JsPrettier is a Sublime Text plugin that makes Prettier available in the editor. Although there are several different ways of installing JsPrettier, we recommend using the Package Control method. You will need to have installed Prettier already, then open Sublime Text’s Command Palette and select “Package Control: Install Package”:

Then search for “jsprettier” and click to install it:

Once JsPrettier is installed, you can right-click in any open file to format it. You can also set the value of auto_format_on_save to true in JsPrettier’s settings which will result in JsPrettier automatically cleaning up any compatible files when you save them in Sublime Text.

Atom

Installation for Atom is very similar to Sublime Text: simply use the editor’s built-in package manager to install prettier-atom:

Once installed, usage is familiar: a shortcut or menu item allows you to format a file on demand, whilst an Atom setting lets you automatically run Prettier whenever a file is saved.

Vim

Vim is a very powerful, command line based editor that is not suitable for beginners.

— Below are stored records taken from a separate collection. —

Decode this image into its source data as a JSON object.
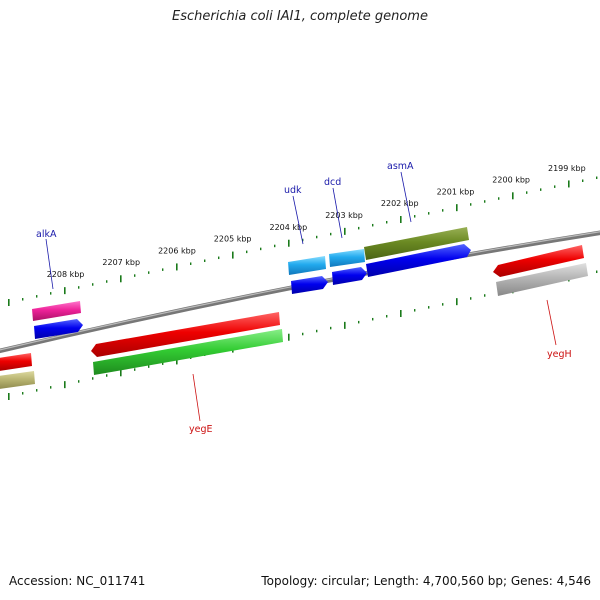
{
  "title": "Escherichia coli IAI1, complete genome",
  "footer": {
    "accession": "Accession: NC_011741",
    "stats": "Topology: circular; Length: 4,700,560 bp; Genes: 4,546"
  },
  "colors": {
    "backbone": "#888888",
    "ticks": "#1a7a1a",
    "label_blue": "#1a1aaa",
    "label_red": "#cc1111"
  },
  "scale": {
    "ticks": [
      {
        "kbp": 2199,
        "label": "2199 kbp"
      },
      {
        "kbp": 2200,
        "label": "2200 kbp"
      },
      {
        "kbp": 2201,
        "label": "2201 kbp"
      },
      {
        "kbp": 2202,
        "label": "2202 kbp"
      },
      {
        "kbp": 2203,
        "label": "2203 kbp"
      },
      {
        "kbp": 2204,
        "label": "2204 kbp"
      },
      {
        "kbp": 2205,
        "label": "2205 kbp"
      },
      {
        "kbp": 2206,
        "label": "2206 kbp"
      },
      {
        "kbp": 2207,
        "label": "2207 kbp"
      },
      {
        "kbp": 2208,
        "label": "2208 kbp"
      }
    ]
  },
  "labels": {
    "alkA": "alkA",
    "udk": "udk",
    "dcd": "dcd",
    "asmA": "asmA",
    "yegE": "yegE",
    "yegH": "yegH"
  }
}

Getting Prettier to work with vim is appropriately complicated, but it’s still only a few steps:

mkdir -p ~/.vim/pack/plugins/start
git clone https://github.com/prettier/vim-prettier
~/.vim/pack/plugins/start/vim-prettier

Git is probably the easiest way to download the necessary files, but any means of getting vim-prettier into that start directory should do the job.

Once installed, Prettier will automatically run when a file is saved in vi. It can also be run manually at any time via the Prettier command:

Which should result in a cleaned file:

Integrate Prettier Into Your Project

Using a code formatter such as Prettier can help maintain a codebase that’s easier to read. It can also help to sidestep debates about which particular style to use when coding—just outsource those decisions to Prettier!

Finally, a git hook can be set up to ensure code always gets cleaned up when it’s committed to your project’s repository. Individual developers can be free to format their code however they wish, but the central copy will always be clean and consistent.